Malachi O'Doherty: Violence is still unacceptable but politicians don't seem to care
A former Home Secretary, Reginald Maudling became famous for his insensitivity to Northern Ireland.
"What a bloody awful country", he is rumoured to have said on a flight home, "Bring me a large whisky."
Bernadette Devlin attacked him in the House of Commons after Bloody Sunday.
But his most famous contribution to the body of cliches with which the Troubles were discussed was, "an acceptable level of violence".
Not only was it catchy and as memorable as it was cynical, it is a concept that has endured.
For we are living with it still.
Nearly every week, someone is relocated by the Housing Executive because of a threat.
This can be a racist threat, a homophobic threat, but it is mostly the old fashioned kind.
That's the kind that is initiated by a paramilitary organisation which specialises in shooting, mostly in the legs, those it judges to have offended against them, or the community they insist on representing.
And while such a violent assertion of the right to represent the people of their housing estates rivals the more legitimate claims of actually-elected councillors, MPs and MLAs, there is a curious silence from the usurped.
We have just come through two election campaigns in a year, with high profile debates and heated clashes over the Irish language, the Renewable Heating Incentive, Equality and LGBT rights.

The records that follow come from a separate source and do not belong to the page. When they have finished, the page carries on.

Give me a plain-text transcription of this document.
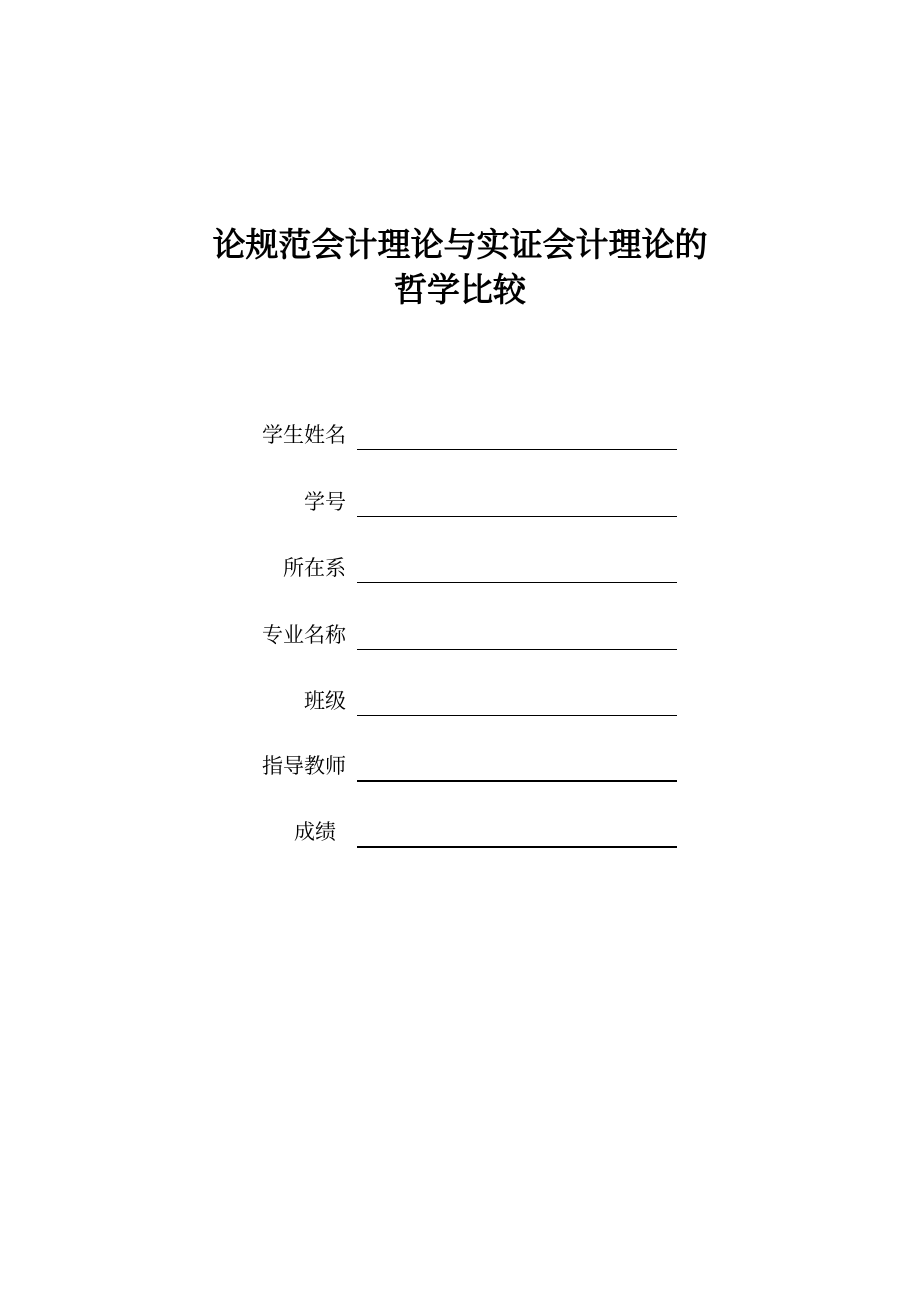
论规范会计理论与实证会计理论的
哲学比较
学生姓名
学号
所在系
专业名称
班级
指导教师
成绩
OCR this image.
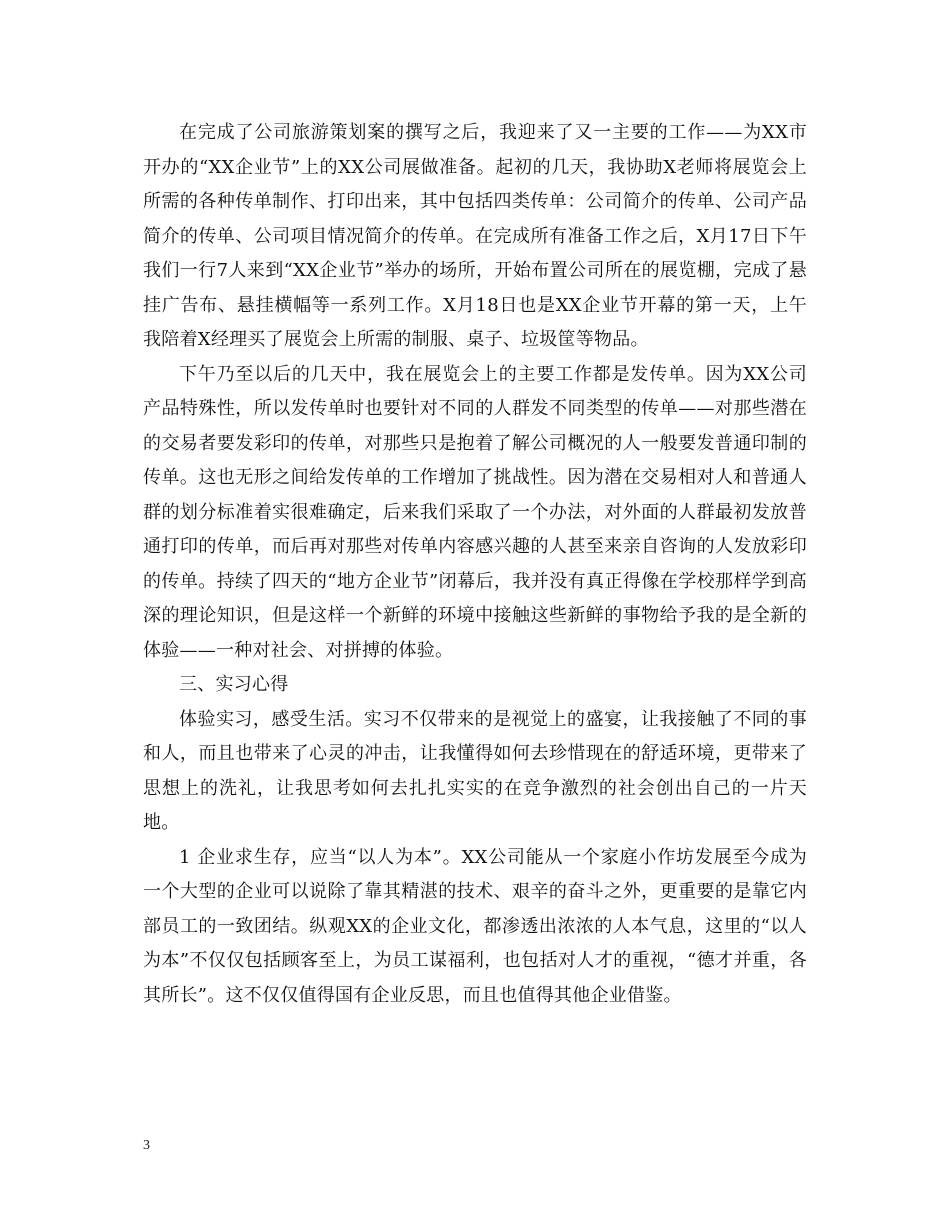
在完成了公司旅游策划案的撰写之后，我迎来了又一主要的工作——为XX市开办的“XX企业节”上的XX公司展做准备。起初的几天，我协助X老师将展览会上所需的各种传单制作、打印出来，其中包括四类传单：公司简介的传单、公司产品简介的传单、公司项目情况简介的传单。在完成所有准备工作之后，X月17日下午我们一行7人来到“XX企业节”举办的场所，开始布置公司所在的展览棚，完成了悬挂广告布、悬挂横幅等一系列工作。X月18日也是XX企业节开幕的第一天，上午我陪着X经理买了展览会上所需的制服、桌子、垃圾筐等物品。

下午乃至以后的几天中，我在展览会上的主要工作都是发传单。因为XX公司产品特殊性，所以发传单时也要针对不同的人群发不同类型的传单——对那些潜在的交易者要发彩印的传单，对那些只是抱着了解公司概况的人一般要发普通印制的传单。这也无形之间给发传单的工作增加了挑战性。因为潜在交易相对人和普通人群的划分标准着实很难确定，后来我们采取了一个办法，对外面的人群最初发放普通打印的传单，而后再对那些对传单内容感兴趣的人甚至来亲自咨询的人发放彩印的传单。持续了四天的“地方企业节”闭幕后，我并没有真正得像在学校那样学到高深的理论知识，但是这样一个新鲜的环境中接触这些新鲜的事物给予我的是全新的体验——一种对社会、对拼搏的体验。

三、实习心得

体验实习，感受生活。实习不仅带来的是视觉上的盛宴，让我接触了不同的事和人，而且也带来了心灵的冲击，让我懂得如何去珍惜现在的舒适环境，更带来了思想上的洗礼，让我思考如何去扎扎实实的在竞争激烈的社会创出自己的一片天地。

1 企业求生存，应当“以人为本”。XX公司能从一个家庭小作坊发展至今成为一个大型的企业可以说除了靠其精湛的技术、艰辛的奋斗之外，更重要的是靠它内部员工的一致团结。纵观XX的企业文化，都渗透出浓浓的人本气息，这里的“以人为本”不仅仅包括顾客至上，为员工谋福利，也包括对人才的重视，“德才并重，各其所长”。这不仅仅值得国有企业反思，而且也值得其他企业借鉴。

3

We have heard candidates insist on protecting the environment, retrieving a collapsing health service and improving education, but if there was a single word spoken during this campaign about the unacceptability of the level of violence we are used to, then I missed it.
It's not as if the violence and intimidation took a rest during the election campaign.
Recently we had two attempts to kill police officers, one by an under-car bomb in Derry, which fortunately detached itself.
A 14-year-old girl has been ordered out of the country by one of the republican gangs that claims to still cling to the old cause.
No one in any of our political parties seems to care.
Certainly, none of them sees any political gain to be made by attempting to assure us that they will try to get this dull, boring drumbeat of continuing violence to stop.
And why is that?
Because they know we wouldn't trust them to follow through?
That doesn't stop them making ambitious promises in other areas, whether to cut waiting lists or put manners on an Executive partner.
The awful reality is perhaps that they don't even notice the violence, because they are used to it, or because they are content that the acceptable level is now acceptably lower than it used to be.